Of course, it is helpful to recognize when financial behavioral biases have crept into your thinking. A good place to start is simply questioning why you believe what you believe. Are your beliefs or knowledge founded on study, research, experts, cocktail party conversation, a rerun of Seinfeld? Further, be aware of common biases that impact the clarity of your decision-making. These include:

  • Recency Bias: Attaching greater weight to recent events.
  • Overconfidence: Being over-confident in one’s decision-making ability in a random world.
  • Anchoring: Having attachment to past value.
  • Political Bias: Overstating the impact of political events.
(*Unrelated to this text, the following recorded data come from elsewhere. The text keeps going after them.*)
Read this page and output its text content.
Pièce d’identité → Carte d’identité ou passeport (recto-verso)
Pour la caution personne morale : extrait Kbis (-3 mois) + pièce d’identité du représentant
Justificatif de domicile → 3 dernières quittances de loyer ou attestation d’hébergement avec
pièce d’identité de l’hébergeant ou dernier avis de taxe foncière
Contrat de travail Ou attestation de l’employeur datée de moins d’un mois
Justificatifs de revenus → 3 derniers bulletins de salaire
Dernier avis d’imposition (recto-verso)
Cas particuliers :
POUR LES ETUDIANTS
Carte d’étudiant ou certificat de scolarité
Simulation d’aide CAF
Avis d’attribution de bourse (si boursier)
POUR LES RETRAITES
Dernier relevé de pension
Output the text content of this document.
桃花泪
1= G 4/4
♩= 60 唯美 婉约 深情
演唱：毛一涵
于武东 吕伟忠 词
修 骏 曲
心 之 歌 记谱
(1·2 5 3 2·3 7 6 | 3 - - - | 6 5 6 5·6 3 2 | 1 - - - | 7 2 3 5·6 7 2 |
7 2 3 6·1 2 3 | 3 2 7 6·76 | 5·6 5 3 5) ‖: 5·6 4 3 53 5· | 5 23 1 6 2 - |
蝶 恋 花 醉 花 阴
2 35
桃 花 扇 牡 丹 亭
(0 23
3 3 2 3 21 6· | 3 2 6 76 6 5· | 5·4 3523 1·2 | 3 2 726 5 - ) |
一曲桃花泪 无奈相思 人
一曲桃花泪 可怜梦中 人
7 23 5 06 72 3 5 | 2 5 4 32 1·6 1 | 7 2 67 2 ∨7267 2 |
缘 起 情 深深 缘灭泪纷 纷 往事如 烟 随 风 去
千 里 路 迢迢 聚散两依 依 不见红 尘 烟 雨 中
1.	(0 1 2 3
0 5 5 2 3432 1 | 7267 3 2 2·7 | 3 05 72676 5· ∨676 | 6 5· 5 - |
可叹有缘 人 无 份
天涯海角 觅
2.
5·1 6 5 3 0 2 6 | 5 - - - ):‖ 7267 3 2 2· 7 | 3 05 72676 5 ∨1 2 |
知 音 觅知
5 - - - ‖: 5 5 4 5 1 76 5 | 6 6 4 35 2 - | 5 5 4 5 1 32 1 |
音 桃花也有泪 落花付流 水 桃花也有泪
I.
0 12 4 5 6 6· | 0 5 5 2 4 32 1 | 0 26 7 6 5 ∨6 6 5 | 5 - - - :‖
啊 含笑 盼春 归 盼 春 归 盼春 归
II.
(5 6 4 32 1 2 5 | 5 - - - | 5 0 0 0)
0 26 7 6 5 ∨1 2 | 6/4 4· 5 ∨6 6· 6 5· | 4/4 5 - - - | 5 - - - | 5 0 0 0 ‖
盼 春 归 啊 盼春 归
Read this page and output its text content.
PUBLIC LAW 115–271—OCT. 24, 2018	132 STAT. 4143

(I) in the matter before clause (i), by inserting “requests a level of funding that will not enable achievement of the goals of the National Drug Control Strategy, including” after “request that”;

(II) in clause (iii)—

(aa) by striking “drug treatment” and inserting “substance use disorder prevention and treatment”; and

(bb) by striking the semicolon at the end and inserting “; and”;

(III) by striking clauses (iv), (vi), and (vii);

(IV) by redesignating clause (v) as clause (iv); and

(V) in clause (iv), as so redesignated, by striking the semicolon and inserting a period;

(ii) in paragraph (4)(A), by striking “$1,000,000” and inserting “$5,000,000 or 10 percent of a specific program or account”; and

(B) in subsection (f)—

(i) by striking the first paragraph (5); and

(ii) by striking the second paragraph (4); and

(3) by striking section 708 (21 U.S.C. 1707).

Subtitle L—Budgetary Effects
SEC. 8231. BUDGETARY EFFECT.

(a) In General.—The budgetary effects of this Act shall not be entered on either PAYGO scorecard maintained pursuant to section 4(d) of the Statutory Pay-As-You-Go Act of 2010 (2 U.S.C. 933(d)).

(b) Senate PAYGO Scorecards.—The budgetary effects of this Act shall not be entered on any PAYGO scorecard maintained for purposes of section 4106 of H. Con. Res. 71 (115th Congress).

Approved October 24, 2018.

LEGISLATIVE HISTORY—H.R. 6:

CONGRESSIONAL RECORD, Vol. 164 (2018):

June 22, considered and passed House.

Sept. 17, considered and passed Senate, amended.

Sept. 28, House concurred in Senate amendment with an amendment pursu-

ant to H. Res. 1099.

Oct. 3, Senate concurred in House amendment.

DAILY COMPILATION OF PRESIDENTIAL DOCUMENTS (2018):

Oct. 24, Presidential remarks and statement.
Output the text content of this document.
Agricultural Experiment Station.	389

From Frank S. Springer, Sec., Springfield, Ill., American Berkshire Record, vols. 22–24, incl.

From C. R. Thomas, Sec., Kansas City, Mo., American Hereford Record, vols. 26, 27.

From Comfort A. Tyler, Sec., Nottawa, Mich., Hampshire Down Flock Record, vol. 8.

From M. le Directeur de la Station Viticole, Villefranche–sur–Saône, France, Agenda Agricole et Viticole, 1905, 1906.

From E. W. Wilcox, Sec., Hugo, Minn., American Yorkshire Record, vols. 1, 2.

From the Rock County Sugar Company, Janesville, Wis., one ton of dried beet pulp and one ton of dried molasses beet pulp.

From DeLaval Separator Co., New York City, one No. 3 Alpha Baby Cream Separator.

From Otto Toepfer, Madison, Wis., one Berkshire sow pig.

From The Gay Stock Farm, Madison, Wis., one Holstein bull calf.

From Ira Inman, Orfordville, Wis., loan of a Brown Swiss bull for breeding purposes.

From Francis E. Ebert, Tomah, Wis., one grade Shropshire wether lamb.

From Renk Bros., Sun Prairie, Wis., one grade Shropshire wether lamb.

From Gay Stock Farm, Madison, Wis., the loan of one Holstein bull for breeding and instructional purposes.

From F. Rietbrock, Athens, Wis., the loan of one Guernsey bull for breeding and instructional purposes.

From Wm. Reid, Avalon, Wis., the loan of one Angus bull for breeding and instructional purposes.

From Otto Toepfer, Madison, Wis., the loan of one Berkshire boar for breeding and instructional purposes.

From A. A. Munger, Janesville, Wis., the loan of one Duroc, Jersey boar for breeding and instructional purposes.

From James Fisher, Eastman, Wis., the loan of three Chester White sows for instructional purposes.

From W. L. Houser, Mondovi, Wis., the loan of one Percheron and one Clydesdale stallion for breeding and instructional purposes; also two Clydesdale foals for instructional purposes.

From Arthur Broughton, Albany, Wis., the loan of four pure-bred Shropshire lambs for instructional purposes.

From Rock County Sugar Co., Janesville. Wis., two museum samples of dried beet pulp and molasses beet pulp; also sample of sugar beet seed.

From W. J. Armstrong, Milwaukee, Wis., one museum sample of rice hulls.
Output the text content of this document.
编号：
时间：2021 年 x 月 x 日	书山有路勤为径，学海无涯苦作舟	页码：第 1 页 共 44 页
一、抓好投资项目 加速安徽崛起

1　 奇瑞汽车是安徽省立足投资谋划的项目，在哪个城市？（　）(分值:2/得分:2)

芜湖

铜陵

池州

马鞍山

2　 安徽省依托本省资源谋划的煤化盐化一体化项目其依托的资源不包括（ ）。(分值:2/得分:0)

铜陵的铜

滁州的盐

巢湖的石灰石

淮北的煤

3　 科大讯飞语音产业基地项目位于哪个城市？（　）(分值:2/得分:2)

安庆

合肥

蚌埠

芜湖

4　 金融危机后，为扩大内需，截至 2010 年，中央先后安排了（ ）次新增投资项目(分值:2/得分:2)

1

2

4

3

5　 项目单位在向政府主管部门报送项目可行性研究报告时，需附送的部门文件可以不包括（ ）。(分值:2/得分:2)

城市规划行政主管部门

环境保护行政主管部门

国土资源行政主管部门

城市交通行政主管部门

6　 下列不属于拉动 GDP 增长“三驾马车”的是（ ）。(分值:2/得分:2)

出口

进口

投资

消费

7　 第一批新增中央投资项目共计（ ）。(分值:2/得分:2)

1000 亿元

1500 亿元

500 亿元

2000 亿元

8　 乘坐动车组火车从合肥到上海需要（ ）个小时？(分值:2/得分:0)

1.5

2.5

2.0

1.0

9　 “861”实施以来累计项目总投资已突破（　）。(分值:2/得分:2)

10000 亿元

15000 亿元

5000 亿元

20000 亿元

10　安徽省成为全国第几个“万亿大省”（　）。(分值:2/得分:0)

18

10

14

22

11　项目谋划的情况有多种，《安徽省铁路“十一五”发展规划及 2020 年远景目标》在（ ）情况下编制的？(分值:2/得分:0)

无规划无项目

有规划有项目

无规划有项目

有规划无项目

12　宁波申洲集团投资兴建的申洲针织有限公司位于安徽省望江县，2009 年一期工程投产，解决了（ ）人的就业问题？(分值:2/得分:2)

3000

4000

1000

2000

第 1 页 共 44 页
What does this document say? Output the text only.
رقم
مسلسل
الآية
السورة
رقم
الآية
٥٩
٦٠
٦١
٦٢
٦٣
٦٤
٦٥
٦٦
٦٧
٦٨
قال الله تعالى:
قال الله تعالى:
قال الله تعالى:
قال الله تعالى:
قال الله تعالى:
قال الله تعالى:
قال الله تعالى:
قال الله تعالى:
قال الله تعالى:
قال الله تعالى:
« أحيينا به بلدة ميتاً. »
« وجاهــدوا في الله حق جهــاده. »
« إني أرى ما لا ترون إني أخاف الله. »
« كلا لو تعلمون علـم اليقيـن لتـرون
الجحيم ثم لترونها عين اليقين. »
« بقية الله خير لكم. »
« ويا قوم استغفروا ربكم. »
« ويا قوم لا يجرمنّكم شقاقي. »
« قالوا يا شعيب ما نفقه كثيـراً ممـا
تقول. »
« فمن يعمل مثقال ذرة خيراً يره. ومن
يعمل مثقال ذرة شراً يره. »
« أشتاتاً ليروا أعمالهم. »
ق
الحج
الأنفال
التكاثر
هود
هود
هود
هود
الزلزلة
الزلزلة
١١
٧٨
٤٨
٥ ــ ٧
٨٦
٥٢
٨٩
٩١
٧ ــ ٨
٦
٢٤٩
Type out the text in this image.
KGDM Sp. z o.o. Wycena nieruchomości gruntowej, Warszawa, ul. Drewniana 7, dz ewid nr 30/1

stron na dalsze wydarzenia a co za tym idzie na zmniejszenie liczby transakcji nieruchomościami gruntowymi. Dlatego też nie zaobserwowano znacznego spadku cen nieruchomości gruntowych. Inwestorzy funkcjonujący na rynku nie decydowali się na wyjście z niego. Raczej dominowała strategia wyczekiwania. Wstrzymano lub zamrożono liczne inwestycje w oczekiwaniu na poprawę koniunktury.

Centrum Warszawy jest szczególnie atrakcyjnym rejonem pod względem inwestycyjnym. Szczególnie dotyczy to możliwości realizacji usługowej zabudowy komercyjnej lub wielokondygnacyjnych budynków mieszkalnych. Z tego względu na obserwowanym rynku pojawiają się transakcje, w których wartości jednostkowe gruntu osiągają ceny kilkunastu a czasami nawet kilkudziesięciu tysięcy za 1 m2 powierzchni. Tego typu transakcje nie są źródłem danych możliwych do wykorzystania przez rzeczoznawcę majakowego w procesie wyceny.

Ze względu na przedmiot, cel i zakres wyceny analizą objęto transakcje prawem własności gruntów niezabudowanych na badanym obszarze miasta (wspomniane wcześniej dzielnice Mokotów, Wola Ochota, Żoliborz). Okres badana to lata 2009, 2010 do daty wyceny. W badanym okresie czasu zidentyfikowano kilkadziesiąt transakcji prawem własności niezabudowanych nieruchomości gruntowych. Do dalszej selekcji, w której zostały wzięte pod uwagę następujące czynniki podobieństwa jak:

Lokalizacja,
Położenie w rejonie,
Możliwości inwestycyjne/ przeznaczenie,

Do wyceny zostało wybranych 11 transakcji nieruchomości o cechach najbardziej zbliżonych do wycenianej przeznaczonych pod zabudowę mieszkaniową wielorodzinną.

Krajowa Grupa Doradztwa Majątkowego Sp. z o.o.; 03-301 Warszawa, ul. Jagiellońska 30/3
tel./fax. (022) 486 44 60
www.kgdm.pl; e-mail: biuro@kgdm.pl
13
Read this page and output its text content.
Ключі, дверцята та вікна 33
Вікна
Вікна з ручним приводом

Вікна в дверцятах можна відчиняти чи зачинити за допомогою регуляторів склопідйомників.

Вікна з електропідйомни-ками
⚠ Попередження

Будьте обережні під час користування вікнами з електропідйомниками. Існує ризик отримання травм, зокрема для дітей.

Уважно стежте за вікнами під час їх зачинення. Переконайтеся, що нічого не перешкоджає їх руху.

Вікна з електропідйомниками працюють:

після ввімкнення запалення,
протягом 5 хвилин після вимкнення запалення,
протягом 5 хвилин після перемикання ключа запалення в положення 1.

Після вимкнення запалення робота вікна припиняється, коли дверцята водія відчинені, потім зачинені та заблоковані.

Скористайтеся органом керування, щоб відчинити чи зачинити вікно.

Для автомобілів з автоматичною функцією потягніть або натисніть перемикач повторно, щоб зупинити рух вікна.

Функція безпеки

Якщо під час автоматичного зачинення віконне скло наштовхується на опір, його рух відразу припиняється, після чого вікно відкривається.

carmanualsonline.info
These biases, and how to successfully address them, are thoroughly discussed by my colleague, Brian Gongaware, CFP®, in the video Understanding Behavioral Bias. It’s worth your time to watch.

Ultimately, successful financial planning and investing go hand-in-hand for most investors that seek to use all or part of their portfolio for their needs or to support their family, at large. As such, it is critical to have good information (aka, a true assessment) and be free from any pre-conceived notions and blind spots that might impair thoughtful decision-making.